Choose the experimental features you want to try

This document is an excerpt from the EUR-Lex website

De arbeidstijd van zeevarenden

SAMENVATTING VAN:

Richtlijn 1999/63/EG — Overeenkomst betreffende de organisatie van de arbeidstijd van zeevarenden

WAT IS HET DOEL VAN DE RICHTLIJN?

  • De richtlijn voorziet in de opneming in wetgeving van de overeenkomst betreffende de organisatie van de arbeidstijd van zeevarenden1 die tussen de Associatie van reders2 van de Europese Gemeenschap en de Federatie van de bonden voor het vervoerspersoneel is gesloten op .
  • In de richtlijn wordt rekening gehouden met het Maritiem Arbeidsverdrag (MAV) van 2006 van de Internationale Arbeidsorganisatie met betrekking tot de werktijden van zeevarenden.

KERNPUNTEN

  • Deze wetgeving moet worden gerespecteerd door elk zeeschip, ongeacht of het staats- of particulier eigendom is, dat geregistreerd staat in een lidstaat van de Europese Unie (EU) en gewoonlijk gebruikt wordt in de handelsscheepvaart.
  • De richtlijn specificeert een maximumarbeidstijd of een minimumrusttijd binnen een bepaalde periode.
  • Arbeidstijd:
    • de standaardarbeidstijd is een achturendag, met één dag rust per week en rust op algemene feestdagen;
    • de maximumarbeidstijd mag niet langer zijn dan 14 uur in elke periode van 24 uur of 72 uur in elke periode van zeven dagen.
  • Rusttijden:
    • mogen niet korter zijn dan tien uur in elke periode van 24 uur of 77 uur in elke periode van zeven dagen;
    • kunnen ten hoogste in twee perioden, waarvan er een minstens zes uur moet bedragen, worden opgedeeld;
    • moeten plaatsvinden met een tijdruimte ertussen van niet langer dan 14 uur;
    • mogen zo min mogelijk worden verstoord door veiligheidsoefeningen zoals periodieke appels, brandbestrijdingsoefeningen en oefeningen voor noodgevallen;
    • moeten ter compensatie een toereikende rusttijd omvatten voor zeevarenden van wie de normale rusttijd wordt verstoord door oproepen tot arbeid.
  • De dagelijkse arbeids- en rusttijd van de zeevarenden dient te worden bijgehouden.
  • Geen zeevarende van jonger dan 18 jaar mag ’s nachts3 werken, behalve voor specifieke taken of opleiding.
  • De indienstneming, aanmonstering of tewerkstelling van zeevarenden jonger dan 18 jaar is niet toegestaan indien dit gevaar oplevert voor hun gezondheid of veiligheid.
  • Kapiteins hebben het recht van de bemanning te verlangen alle uren te werken die noodzakelijk zijn voor de onmiddellijke veiligheid van het schip, de personen aan boord, de lading en anderen die op zee in nood verkeren.
  • De bijzonderheden van werkafspraken aan boord en de bepalingen van de wetgeving moeten toegankelijk zijn en worden opgehangen.
  • Bij de vaststelling van de sterkte van de bemanning moet er rekening mee worden gehouden dat excessieve arbeidstijden vermeden of tot een minimum beperkt moeten worden om voldoende rust te waarborgen en vermoeidheid te beperken.
  • Alle zeevarenden:
    • moeten in het bezit zijn van een gezondheidscertificaat waaruit blijkt dat zij medisch gezien geschikt zijn voor het werk aan boord — de richtlijn bevat de bijzonderheden voor dergelijke certificaten, met inbegrip van voorschriften voor afgifte, geldigheid en de aard van de medische keuring.
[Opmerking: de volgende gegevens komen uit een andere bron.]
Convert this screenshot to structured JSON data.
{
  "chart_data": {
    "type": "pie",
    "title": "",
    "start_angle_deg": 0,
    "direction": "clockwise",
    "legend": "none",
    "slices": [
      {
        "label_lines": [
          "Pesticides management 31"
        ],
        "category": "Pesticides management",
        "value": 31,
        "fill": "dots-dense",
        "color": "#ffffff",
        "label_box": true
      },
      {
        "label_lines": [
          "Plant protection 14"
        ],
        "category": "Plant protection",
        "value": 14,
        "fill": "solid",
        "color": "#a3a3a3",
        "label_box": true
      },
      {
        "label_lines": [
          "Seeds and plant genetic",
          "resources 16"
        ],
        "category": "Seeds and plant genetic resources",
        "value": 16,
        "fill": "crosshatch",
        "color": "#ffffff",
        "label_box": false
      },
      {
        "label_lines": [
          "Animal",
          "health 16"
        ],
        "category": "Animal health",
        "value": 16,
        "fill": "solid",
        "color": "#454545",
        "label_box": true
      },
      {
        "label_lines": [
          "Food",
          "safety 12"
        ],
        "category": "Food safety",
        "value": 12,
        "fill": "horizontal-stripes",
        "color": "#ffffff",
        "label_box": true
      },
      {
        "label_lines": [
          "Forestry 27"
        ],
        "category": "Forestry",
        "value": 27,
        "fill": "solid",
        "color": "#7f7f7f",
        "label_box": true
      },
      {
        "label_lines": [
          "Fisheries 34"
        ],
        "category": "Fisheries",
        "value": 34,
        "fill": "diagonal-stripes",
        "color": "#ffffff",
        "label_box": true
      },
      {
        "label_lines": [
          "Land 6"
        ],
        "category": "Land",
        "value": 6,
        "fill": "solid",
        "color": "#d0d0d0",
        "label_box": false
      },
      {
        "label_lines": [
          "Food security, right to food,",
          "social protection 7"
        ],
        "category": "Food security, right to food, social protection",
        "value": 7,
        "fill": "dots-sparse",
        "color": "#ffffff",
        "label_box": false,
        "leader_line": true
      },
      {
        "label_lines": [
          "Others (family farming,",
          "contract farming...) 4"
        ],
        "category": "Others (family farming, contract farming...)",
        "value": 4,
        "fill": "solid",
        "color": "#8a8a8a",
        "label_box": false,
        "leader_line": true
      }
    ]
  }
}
Er zijn enkele uitzonderingen toegestaan;
    • hebben recht op een jaarlijkse vakantie met behoud van loon op basis van een minimum van 2,5 gewerkte dagen per maand en pro rata voor onvolledige dienstmaanden.
  • De lidstaten mogen:
    • afwijkingen toestaan op de gespecificeerde arbeids- en rusttijden, onder bepaalde voorwaarden;
    • gunstigere, maar niet minder gunstige voorwaarden toepassen op zeevarenden dan de voorwaarden die in de richtlijn zijn vervat.

Wijzigingen van Richtlijn 1999/63/EG

  • De richtlijn werd gewijzigd bij Richtlijn 2009/13/EG na de ondertekening van het MAV in 2006.
  • Richtlijn 2009/13/EG werd vervolgens gewijzigd bij Richtlijn (EU) 2018/131, na wijzigingen in het MAV in 2014, die gericht is op de rechten van zeevarenden wanneer zij worden achtergelaten in een buitenlandse haven en die bijgewerkte regels bevat voor repatriëring, financiële zekerheid en aansprakelijkheid van de reder.

Gerelateerde wetgeving

De handhaving van de richtlijn wordt geregeld in afzonderlijke wetgeving (Richtlijn 1999/95/EG) betreffende de handhaving van de arbeidstijd aan boord van schepen die EU-havens aandoen, en Richtlijn 2013/54/EU betreffende de algemene naleving en de handhaving van het MAV (zie samenvatting).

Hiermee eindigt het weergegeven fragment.